Wie aufs Stichwort, wurde Rose in diesem Augenblick wach, sodass ich keine andere Wahl hatte, als kurz nach oben zu gehen und sie zu holen. Als ich einige Augenblicke wieder runter kam, war Patrick mit Bono verschwunden und aus dem Ofen qualmte es verdächtig... die Pizza war verbrannt...

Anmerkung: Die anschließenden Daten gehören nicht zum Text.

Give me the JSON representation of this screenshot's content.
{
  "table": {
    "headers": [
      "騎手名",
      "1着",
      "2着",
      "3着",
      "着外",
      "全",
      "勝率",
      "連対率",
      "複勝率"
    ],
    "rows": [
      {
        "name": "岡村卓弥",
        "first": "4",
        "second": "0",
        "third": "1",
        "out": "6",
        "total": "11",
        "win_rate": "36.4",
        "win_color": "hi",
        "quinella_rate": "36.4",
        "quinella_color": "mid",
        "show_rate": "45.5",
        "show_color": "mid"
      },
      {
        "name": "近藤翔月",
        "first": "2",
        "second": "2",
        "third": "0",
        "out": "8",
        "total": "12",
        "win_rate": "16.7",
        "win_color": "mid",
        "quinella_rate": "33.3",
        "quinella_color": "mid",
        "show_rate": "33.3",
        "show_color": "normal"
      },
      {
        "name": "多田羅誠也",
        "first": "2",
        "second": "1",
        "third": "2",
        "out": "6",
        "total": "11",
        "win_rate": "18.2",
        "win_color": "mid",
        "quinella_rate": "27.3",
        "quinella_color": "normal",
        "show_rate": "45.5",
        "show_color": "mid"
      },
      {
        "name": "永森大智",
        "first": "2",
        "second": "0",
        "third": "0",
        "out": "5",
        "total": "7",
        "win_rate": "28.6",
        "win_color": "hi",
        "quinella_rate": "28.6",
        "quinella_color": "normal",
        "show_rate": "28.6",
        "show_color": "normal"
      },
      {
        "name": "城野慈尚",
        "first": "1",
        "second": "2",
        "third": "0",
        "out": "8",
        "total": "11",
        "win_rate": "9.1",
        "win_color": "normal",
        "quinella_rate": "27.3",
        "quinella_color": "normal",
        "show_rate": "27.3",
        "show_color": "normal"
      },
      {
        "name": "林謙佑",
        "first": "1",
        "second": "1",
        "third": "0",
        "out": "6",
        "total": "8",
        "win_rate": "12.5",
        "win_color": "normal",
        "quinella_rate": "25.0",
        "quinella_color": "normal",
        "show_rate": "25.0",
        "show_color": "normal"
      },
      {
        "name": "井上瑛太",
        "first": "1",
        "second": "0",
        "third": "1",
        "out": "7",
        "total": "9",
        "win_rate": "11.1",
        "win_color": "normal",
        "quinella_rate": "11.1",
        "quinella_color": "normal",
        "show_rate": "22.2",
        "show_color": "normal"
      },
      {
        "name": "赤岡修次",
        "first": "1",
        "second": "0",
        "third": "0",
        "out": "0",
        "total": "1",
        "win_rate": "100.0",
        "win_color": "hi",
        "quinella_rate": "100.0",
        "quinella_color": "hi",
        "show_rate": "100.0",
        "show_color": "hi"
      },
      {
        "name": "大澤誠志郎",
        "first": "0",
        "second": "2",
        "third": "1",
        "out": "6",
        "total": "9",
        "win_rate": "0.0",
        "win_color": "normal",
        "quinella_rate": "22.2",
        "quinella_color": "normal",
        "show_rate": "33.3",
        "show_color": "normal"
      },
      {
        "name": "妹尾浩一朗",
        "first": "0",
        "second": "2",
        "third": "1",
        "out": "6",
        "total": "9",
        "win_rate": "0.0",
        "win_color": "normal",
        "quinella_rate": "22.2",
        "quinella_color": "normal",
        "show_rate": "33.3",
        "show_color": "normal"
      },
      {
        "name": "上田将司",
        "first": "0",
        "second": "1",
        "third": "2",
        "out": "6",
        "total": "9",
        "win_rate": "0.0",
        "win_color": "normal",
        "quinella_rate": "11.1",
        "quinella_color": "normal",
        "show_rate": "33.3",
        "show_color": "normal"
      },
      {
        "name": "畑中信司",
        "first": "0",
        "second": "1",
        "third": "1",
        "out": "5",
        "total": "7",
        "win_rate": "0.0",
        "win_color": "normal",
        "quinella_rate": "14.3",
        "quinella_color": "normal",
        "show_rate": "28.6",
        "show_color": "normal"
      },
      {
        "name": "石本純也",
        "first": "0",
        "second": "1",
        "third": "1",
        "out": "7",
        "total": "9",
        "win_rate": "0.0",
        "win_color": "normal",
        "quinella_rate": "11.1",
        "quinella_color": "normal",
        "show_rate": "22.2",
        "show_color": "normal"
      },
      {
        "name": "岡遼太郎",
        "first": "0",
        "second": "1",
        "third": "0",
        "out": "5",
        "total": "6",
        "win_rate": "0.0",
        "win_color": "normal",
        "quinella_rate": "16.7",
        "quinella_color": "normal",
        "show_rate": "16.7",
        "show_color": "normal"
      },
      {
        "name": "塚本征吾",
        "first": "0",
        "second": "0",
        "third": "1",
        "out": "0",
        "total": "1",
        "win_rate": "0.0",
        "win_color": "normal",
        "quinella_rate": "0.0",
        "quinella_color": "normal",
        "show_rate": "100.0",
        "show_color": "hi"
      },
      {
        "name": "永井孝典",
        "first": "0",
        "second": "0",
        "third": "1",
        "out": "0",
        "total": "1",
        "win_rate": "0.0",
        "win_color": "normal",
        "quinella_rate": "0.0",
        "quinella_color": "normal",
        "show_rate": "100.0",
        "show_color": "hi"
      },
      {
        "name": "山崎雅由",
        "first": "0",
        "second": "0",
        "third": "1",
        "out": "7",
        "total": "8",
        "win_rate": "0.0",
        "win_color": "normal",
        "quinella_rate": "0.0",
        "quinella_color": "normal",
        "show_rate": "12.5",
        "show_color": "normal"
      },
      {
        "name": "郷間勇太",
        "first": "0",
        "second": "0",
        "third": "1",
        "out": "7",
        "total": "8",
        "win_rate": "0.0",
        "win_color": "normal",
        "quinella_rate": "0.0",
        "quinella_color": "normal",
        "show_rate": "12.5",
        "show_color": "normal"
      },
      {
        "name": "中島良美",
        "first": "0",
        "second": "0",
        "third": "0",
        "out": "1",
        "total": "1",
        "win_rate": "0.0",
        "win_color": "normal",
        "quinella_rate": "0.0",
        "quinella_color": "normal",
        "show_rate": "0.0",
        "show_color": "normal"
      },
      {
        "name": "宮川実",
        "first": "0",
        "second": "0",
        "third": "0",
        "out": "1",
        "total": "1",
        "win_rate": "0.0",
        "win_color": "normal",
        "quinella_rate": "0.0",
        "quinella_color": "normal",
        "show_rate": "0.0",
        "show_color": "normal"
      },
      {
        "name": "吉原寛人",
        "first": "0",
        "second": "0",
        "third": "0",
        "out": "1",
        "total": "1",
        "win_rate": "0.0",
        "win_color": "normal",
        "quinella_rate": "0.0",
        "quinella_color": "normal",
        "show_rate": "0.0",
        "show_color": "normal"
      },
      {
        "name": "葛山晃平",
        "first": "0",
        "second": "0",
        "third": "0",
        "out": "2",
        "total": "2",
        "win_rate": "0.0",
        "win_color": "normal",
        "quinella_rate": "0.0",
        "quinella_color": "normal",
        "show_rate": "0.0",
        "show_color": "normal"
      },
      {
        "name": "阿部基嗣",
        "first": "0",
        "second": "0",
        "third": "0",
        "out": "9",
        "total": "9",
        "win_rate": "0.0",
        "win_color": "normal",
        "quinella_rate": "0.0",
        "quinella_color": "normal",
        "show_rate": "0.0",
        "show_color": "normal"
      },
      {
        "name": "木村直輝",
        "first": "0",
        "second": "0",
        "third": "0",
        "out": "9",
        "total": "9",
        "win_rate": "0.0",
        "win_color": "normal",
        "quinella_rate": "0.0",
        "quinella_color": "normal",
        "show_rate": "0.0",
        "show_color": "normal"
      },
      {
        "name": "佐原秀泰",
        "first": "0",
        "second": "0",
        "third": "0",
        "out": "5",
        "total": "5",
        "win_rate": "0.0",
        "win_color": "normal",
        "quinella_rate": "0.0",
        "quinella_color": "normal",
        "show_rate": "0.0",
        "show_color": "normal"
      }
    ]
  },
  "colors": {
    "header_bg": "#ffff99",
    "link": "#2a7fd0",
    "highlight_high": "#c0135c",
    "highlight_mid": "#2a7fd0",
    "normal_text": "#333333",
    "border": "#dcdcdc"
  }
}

Patrick war bereits seit über einer Woche weg und hatte nach Toms Aussage fast fluchtartig Kenmare verlassen, nachdem er seinen Hund dort ohne ein weiteres Wort zu verlieren, vorbeibrachte. Auch auf meine Anrufe und WhatsApp reagierte er nicht. Wie konnte man nur so stur und engstirnig sein?! Gut, ich war auch oft festgefahren und konnte stur sein, allerdings konnte man trotzdem grundsätzlich mit mir darüber reden und sachlich diskutieren. Mit Patrick anscheinend nicht. Es war nie meine Absicht gewesen ihn zu verletzten oder vor den Kopf zu stoßen, aber sein spontaner Vorschlag zu heiraten, das hatte mich ziemlich überrumpelt. Früher, noch bevor ich Patrick kannte, da hatte ich immer davon mal geträumt ganz klassisch irgendwann eine Familie zu gründen... Heiraten, zwei Kinder und ein kleines Haus... nach der Klinik und der Trennung war dieser Traum zerplatzt und ich hegte auch keinerlei Gedanken mehr daran. Ich wollte mich weder fest binden, noch heiraten, geschweige denn Kinder und ein Haus haben... bis sich mein Schicksal änderte. Natürlich vermisste ich Susan sehr, jeden Tag, dennoch würde ich für nichts in der Welt mein Leben nun mehr ändern wollen. Ich liebte es hier in Kenmare, trotz der anfänglichen und teils noch vereinzelten Schwierigkeiten. Und ich liebte Rose und mit ihr in diesem Haus zu leben. Fest gebunden hatte ich mich ja auch irgendwie... Patrick... allein bei dem Gedanken an ihn, flogen die Schmetterlinge nur so in meinem Bauch umher und ließen mein Herz schneller schlagen und um ehrlich zu sein, ich konnte mir schon vorstellen, ihn irgendwann vielleicht mal zu heiraten, er war es damals schon gewesen, und da das Schicksal uns hier auch wieder zusammen geführt hatte... war das wohl ein Zeichen. Aber auch wenn ich nicht sonderlich romantisch war, so ein Antrag, zwischen Tür und Angel, unabhängig davon, das die Ausgangsposition, warum er mich gefragt hatte, eine völlig andere war, sollte schon etwas persönlicher sein und nicht nur so nebenbei erwähnt... es hatte halt einen Faden Beigeschmack...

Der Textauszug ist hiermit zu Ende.